Estar em contacto com a natureza reduz os níveis de cortisol (hormona do stress), diminui a pressão arterial e a atividade da amígdala (área cerebral associada ao medo e à ansiedade). Isto resulta numa redução dos sintomas de stress, ansiedade e depressão, além de promover sensações de calma, bem-estar e conexão.
Há evidência científica que comprove os benefícios da exposição regular a ambientes naturais?
Sim. Um dos estudos científicos mais conhecidos foi publicado na revista Nature Scientific Reports, em 2019, e demonstrou que passar pelo menos 120 minutos por semana na natureza está associado a melhorias significativas na saúde física e bem-estar psicológico.
Porque é que práticas simples como caminhadas em parques ou florestas têm um impacto tão significativo no bem-estar mental?
Essas práticas reduzem os pensamentos negativos repetitivos, promovem a atenção plena e aumentam a produção de serotonina e endorfinas, substâncias associadas ao humor. Além disso, o contacto com ambientes verdes ativa o sistema nervoso parassimpático, promovendo a sensação de relaxamento.
A psicóloga Isa Silvestre aconselha por aconselhar pausas diárias de 10 a 15 minutos ao ar livre e algumas caminhadas semanais em parques para começar a incorporar mais natureza no dia-a-dia.
O que é exatamente a ecoterapia e como se diferencia de outras abordagens terapêuticas?
A ecoterapia difere das terapias tradicionais por ocorrer ao ar livre e integrar o ambiente natural como parte ativa do processo terapêutico. Pode incluir atividades como jardinagem, caminhadas terapêuticas e mindfulness em espaços naturais.
A meditação ao ar livre pode potenciar os seus efeitos em comparação com a meditação em espaços fechados?
Sim. O ambiente natural oferece estímulos visuais e sonoros suaves que favorecem o relaxamento e reduzem a distração. Além disso, a luz natural e o ar fresco amplificam os benefícios fisiológicos da meditação, como a regulação da respiração e o aumento da atenção plena.
Existem populações ou faixas etárias que beneficiam mais do tempo passado ao ar livre?
As crianças e os idosos. As crianças desenvolvem melhor capacidade de atenção, concentração, competências sociais e resolução de problemas. Os idosos apresentam menos sintomas depressivos e melhoram a capacidade cognitiva. Contudo, os adultos também beneficiam, especialmente os que vivem sob elevados níveis de stress.
As crianças e os idosos são as faixas etárias que beneficiam mais do tempo passado ao ar livre.
Em contextos urbanos, onde o contacto com a natureza é mais limitado, que estratégias pode sugerir para tirar partido destes benefícios?
Visitar parques urbanos regularmente, ter plantas em casa ou no local de trabalho ou praticar jardinagem em varandas ou hortas comunitárias.

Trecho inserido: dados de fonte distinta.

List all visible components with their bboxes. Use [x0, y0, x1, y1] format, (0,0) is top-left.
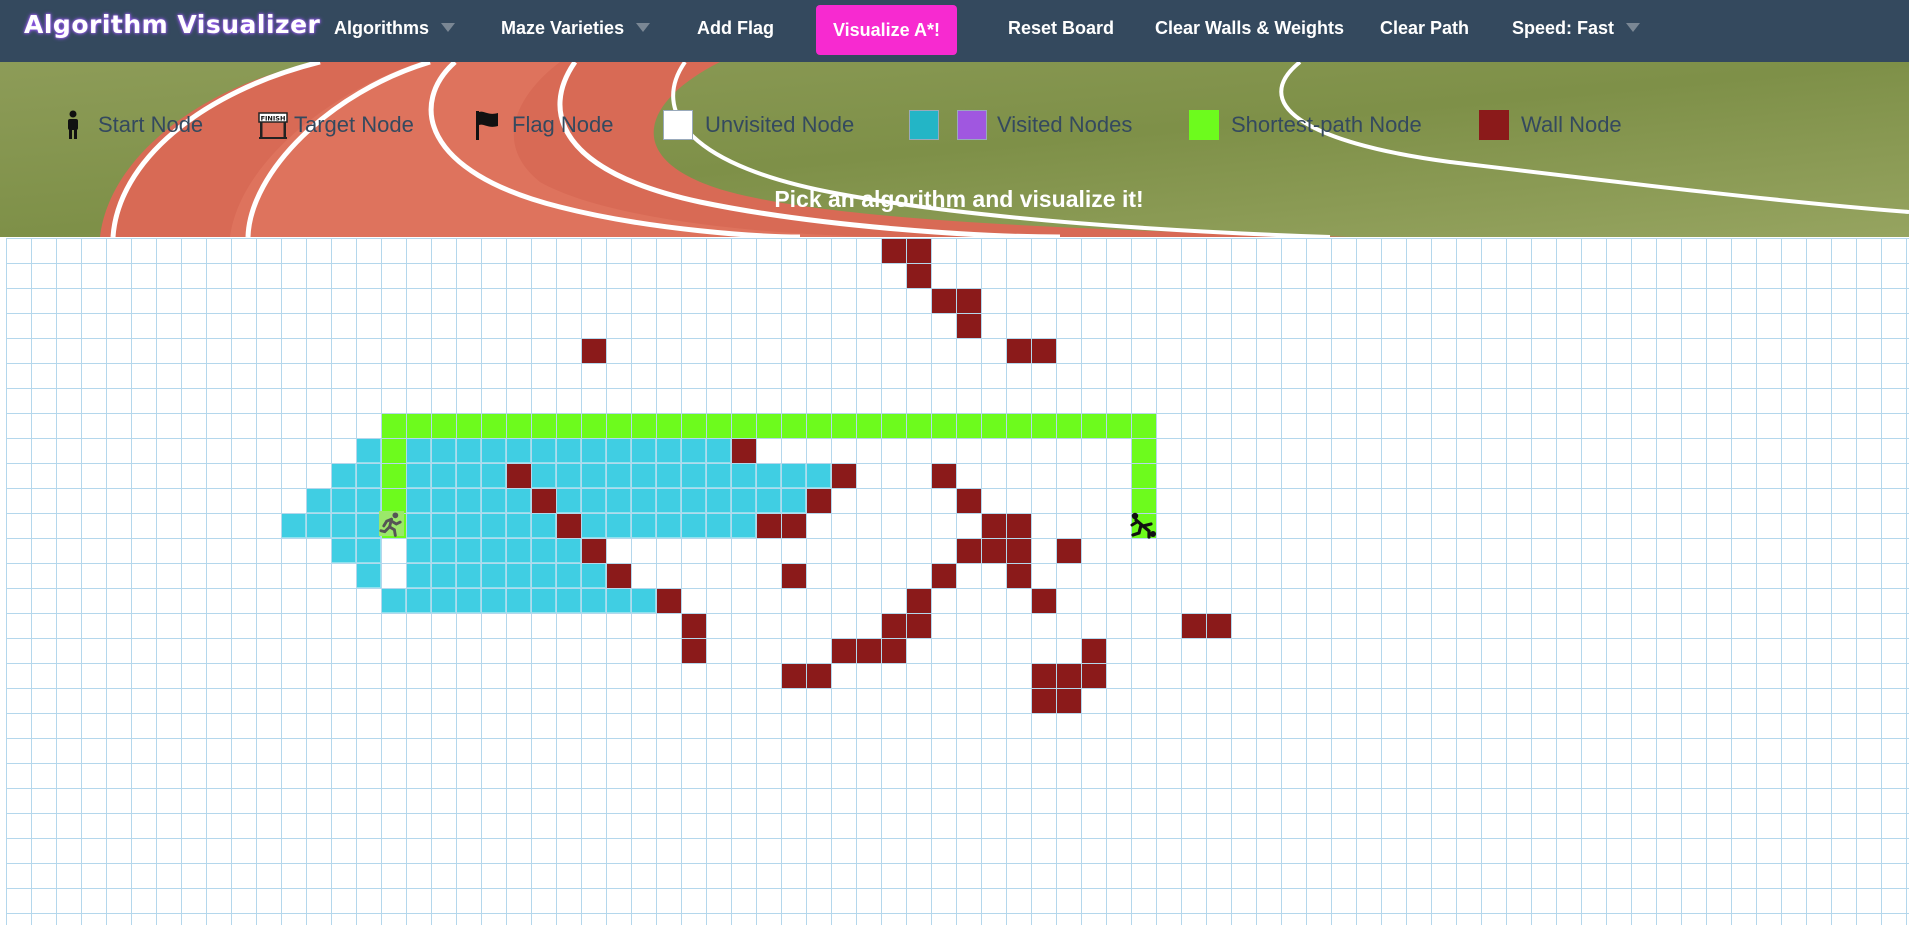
add-flag-label: Add Flag	[697, 18, 774, 38]
legend-flag-label: Flag Node	[512, 112, 614, 137]
clear-walls-weights-label: Clear Walls & Weights	[1155, 18, 1345, 38]
visited-swatch-teal	[909, 110, 939, 140]
clear-path-button[interactable]: Clear Path	[1380, 0, 1469, 62]
grid-lines	[6, 238, 1909, 925]
chevron-down-icon	[636, 22, 651, 32]
speed-label: Speed: Fast	[1512, 18, 1615, 38]
chevron-down-icon	[1626, 22, 1641, 32]
instructions-text: Pick an algorithm and visualize it!	[774, 186, 1144, 212]
clear-path-label: Clear Path	[1380, 18, 1470, 38]
visualize-button[interactable]: Visualize A*!	[816, 5, 957, 55]
visited-swatch-purple	[957, 110, 987, 140]
person-standing-icon	[68, 110, 78, 139]
legend-wall-node: Wall Node	[1479, 110, 1622, 140]
target-node[interactable]	[1129, 510, 1159, 540]
legend-target-node: FINISH Target Node	[258, 110, 414, 140]
app-brand[interactable]: Algorithm Visualizer	[24, 10, 320, 39]
clear-walls-weights-button[interactable]: Clear Walls & Weights	[1155, 0, 1344, 62]
legend-shortest-path-label: Shortest-path Node	[1231, 112, 1422, 137]
unvisited-swatch	[663, 110, 693, 140]
runner-finishing-icon	[1130, 512, 1156, 539]
chevron-down-icon	[441, 22, 456, 32]
wall-swatch	[1479, 110, 1509, 140]
legend-unvisited-label: Unvisited Node	[705, 112, 855, 137]
maze-varieties-dropdown[interactable]: Maze Varieties	[501, 0, 651, 62]
legend-wall-label: Wall Node	[1521, 112, 1622, 137]
legend-unvisited-node: Unvisited Node	[663, 110, 854, 140]
maze-varieties-label: Maze Varieties	[501, 18, 625, 38]
reset-board-label: Reset Board	[1008, 18, 1115, 38]
legend-shortest-path-node: Shortest-path Node	[1189, 110, 1422, 140]
legend-start-label: Start Node	[98, 112, 204, 137]
reset-board-button[interactable]: Reset Board	[1008, 0, 1114, 62]
legend-banner: Start Node FINISH Target Node Flag Node …	[0, 62, 1909, 237]
shortest-path-swatch	[1189, 110, 1219, 140]
flag-icon	[476, 111, 498, 140]
speed-dropdown[interactable]: Speed: Fast	[1512, 0, 1641, 62]
legend-target-label: Target Node	[294, 112, 414, 137]
legend-visited-label: Visited Nodes	[997, 112, 1133, 137]
legend-flag-node: Flag Node	[474, 110, 614, 140]
svg-text:FINISH: FINISH	[261, 115, 286, 123]
top-navbar: Algorithm Visualizer Algorithms Maze Var…	[0, 0, 1909, 62]
legend-start-node: Start Node	[62, 110, 203, 140]
running-man-icon	[379, 511, 402, 537]
pathfinding-grid[interactable]	[6, 238, 1909, 925]
algorithms-label: Algorithms	[334, 18, 430, 38]
add-flag-button[interactable]: Add Flag	[697, 0, 774, 62]
finish-line-icon: FINISH	[258, 112, 288, 139]
legend-visited-nodes: Visited Nodes	[909, 110, 1132, 140]
algorithms-dropdown[interactable]: Algorithms	[334, 0, 456, 62]
start-node[interactable]	[379, 511, 404, 537]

A ligação à natureza pode ser um fator protetor a longo prazo para a saúde mental?
Estudos longitudinais demonstram que uma forte conexão com a natureza está associada a menor sintomatologia depressiva e ansiosa, a maior resiliência emocional e a maior satisfação com a vida ao longo do tempo.
Como é que a privação de natureza, comum em estilos de vida urbanos e digitais, afeta a nossa saúde mental?

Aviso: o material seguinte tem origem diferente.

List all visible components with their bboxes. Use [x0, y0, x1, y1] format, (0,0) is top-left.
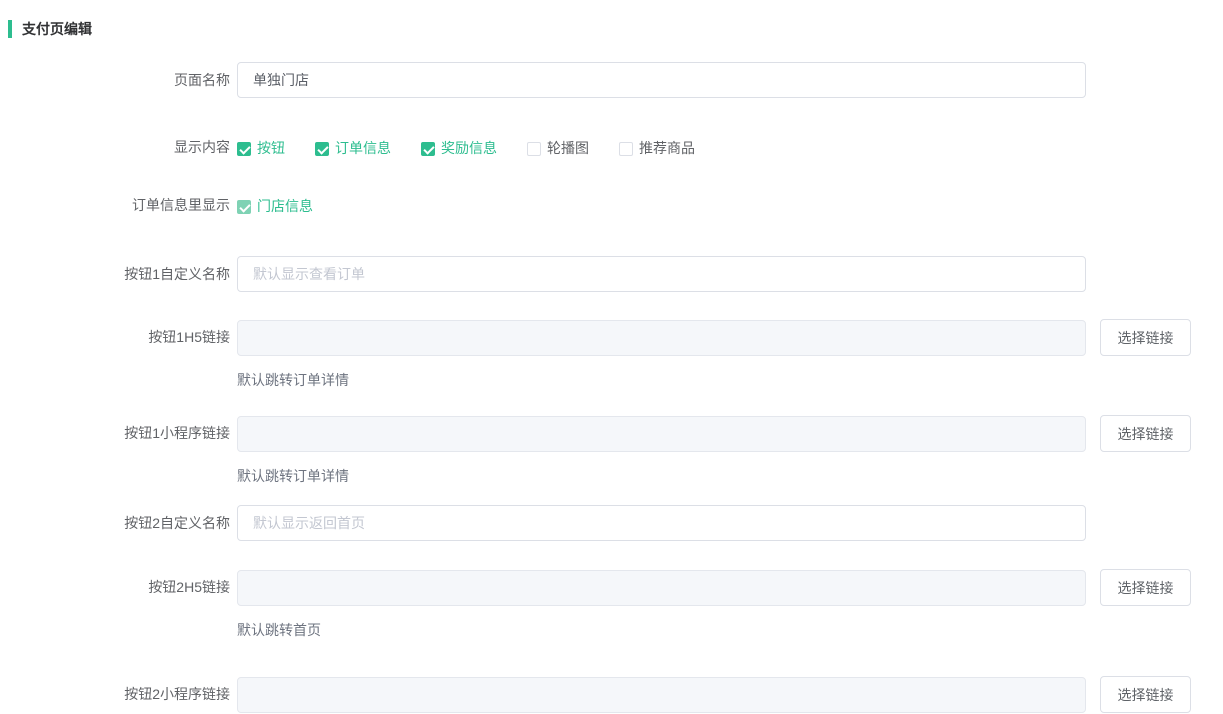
- btn1-mini-link-input: [237, 416, 1086, 452]
- btn2-mini-link-input: [237, 677, 1086, 713]
- form-row-page-name: 页面名称: [0, 62, 1223, 98]
- btn1-mini-link-field: 选择链接 默认跳转订单详情: [237, 415, 1191, 486]
- btn2-h5-link-input: [237, 570, 1086, 606]
- btn2-mini-link-label: 按钮2小程序链接: [0, 676, 230, 712]
- btn1-mini-link-label: 按钮1小程序链接: [0, 415, 230, 451]
- checkbox-icon: [237, 200, 251, 214]
- checkbox-icon: [315, 142, 329, 156]
- btn2-h5-link-helper: 默认跳转首页: [237, 620, 1191, 640]
- checkbox-recommended-products[interactable]: 推荐商品: [619, 139, 695, 158]
- checkbox-icon: [619, 142, 633, 156]
- btn1-mini-select-link-button[interactable]: 选择链接: [1100, 415, 1191, 452]
- payment-page-edit-form: 页面名称 显示内容 按钮 订单信息 奖励信息: [0, 62, 1223, 713]
- checkbox-button[interactable]: 按钮: [237, 139, 285, 158]
- checkbox-icon: [527, 142, 541, 156]
- btn2-mini-link-field: 选择链接: [237, 676, 1191, 713]
- btn2-custom-name-label: 按钮2自定义名称: [0, 505, 230, 541]
- checkbox-label: 奖励信息: [441, 139, 497, 158]
- btn2-mini-select-link-button[interactable]: 选择链接: [1100, 676, 1191, 713]
- order-info-display-checkbox-group: 门店信息: [237, 196, 313, 216]
- btn1-custom-name-input[interactable]: [237, 256, 1086, 292]
- checkbox-label: 按钮: [257, 139, 285, 158]
- page-name-label: 页面名称: [0, 62, 230, 98]
- form-row-btn2-custom-name: 按钮2自定义名称: [0, 505, 1223, 541]
- checkbox-label: 轮播图: [547, 139, 589, 158]
- form-row-btn1-mini-link: 按钮1小程序链接 选择链接 默认跳转订单详情: [0, 415, 1223, 486]
- checkbox-label: 推荐商品: [639, 139, 695, 158]
- order-info-display-label: 订单信息里显示: [0, 196, 230, 215]
- page-name-input[interactable]: [237, 62, 1086, 98]
- btn1-h5-select-link-button[interactable]: 选择链接: [1100, 319, 1191, 356]
- btn2-h5-link-field: 选择链接 默认跳转首页: [237, 569, 1191, 640]
- checkbox-order-info[interactable]: 订单信息: [315, 139, 391, 158]
- display-content-label: 显示内容: [0, 138, 230, 157]
- display-content-checkbox-group: 按钮 订单信息 奖励信息 轮播图 推荐商品: [237, 138, 695, 158]
- btn1-h5-link-input: [237, 320, 1086, 356]
- form-row-btn2-h5-link: 按钮2H5链接 选择链接 默认跳转首页: [0, 569, 1223, 640]
- btn1-h5-link-field: 选择链接 默认跳转订单详情: [237, 319, 1191, 390]
- btn2-h5-select-link-button[interactable]: 选择链接: [1100, 569, 1191, 606]
- checkbox-reward-info[interactable]: 奖励信息: [421, 139, 497, 158]
- form-row-display-content: 显示内容 按钮 订单信息 奖励信息 轮播图: [0, 138, 1223, 158]
- checkbox-carousel[interactable]: 轮播图: [527, 139, 589, 158]
- form-row-btn1-custom-name: 按钮1自定义名称: [0, 256, 1223, 292]
- btn1-mini-link-helper: 默认跳转订单详情: [237, 466, 1191, 486]
- btn1-h5-link-label: 按钮1H5链接: [0, 319, 230, 355]
- checkbox-icon: [421, 142, 435, 156]
- btn2-custom-name-input[interactable]: [237, 505, 1086, 541]
- checkbox-label: 订单信息: [335, 139, 391, 158]
- btn1-custom-name-label: 按钮1自定义名称: [0, 256, 230, 292]
- form-row-btn2-mini-link: 按钮2小程序链接 选择链接: [0, 676, 1223, 713]
- form-row-btn1-h5-link: 按钮1H5链接 选择链接 默认跳转订单详情: [0, 319, 1223, 390]
- checkbox-icon: [237, 142, 251, 156]
- checkbox-store-info[interactable]: 门店信息: [237, 197, 313, 216]
- form-row-order-info-display: 订单信息里显示 门店信息: [0, 196, 1223, 216]
- page-title: 支付页编辑: [8, 20, 1223, 38]
- checkbox-label: 门店信息: [257, 197, 313, 216]
- btn2-h5-link-label: 按钮2H5链接: [0, 569, 230, 605]
- btn1-h5-link-helper: 默认跳转订单详情: [237, 370, 1191, 390]
- payment-page-edit-panel: 支付页编辑 页面名称 显示内容 按钮 订单信息 奖励信息: [0, 20, 1223, 714]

Está associada a maior prevalência de stress crónico, fadiga mental, défice de atenção, ansiedade e depressão.
Que tipo de rotina ou prática recomendaria a alguém que queira incorporar mais natureza no seu dia-a-dia, mesmo com pouco tempo disponível?

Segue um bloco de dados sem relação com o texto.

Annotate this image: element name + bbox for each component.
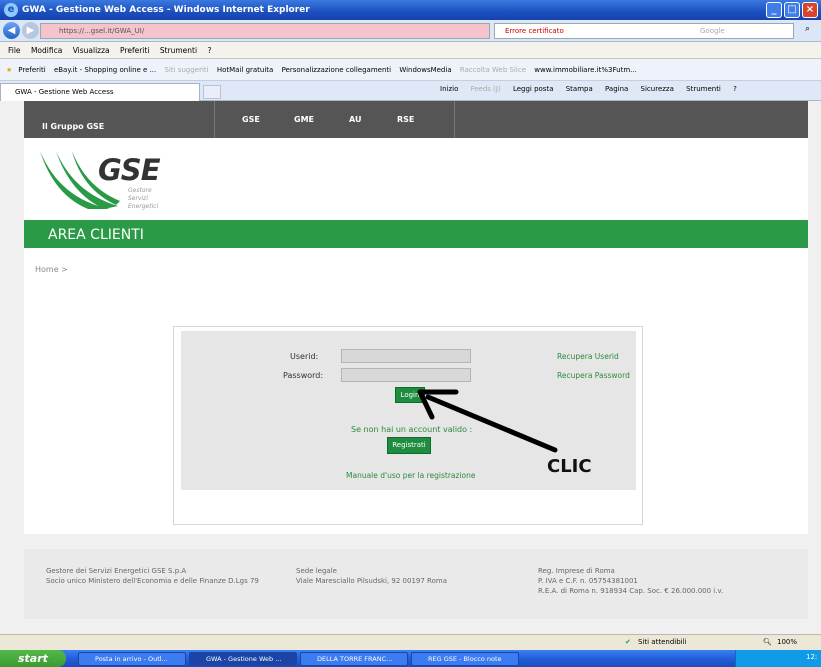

Começaria por aconselhar pausas diárias de 10 a 15 minutos ao ar livre num jardim, varanda ou passeio curto, seguidas de algumas caminhadas semanais em parques; A partir de dado momento podem-se começar a fazer exercícios de mindfulness com foco nos elementos naturais que nos rodeiam, como a luz, os som e os cheiros. E cultivar plantas em casa ou cuidar de um pequeno jardim também é um tipo de atividade que funciona como quebra à rotina citadina.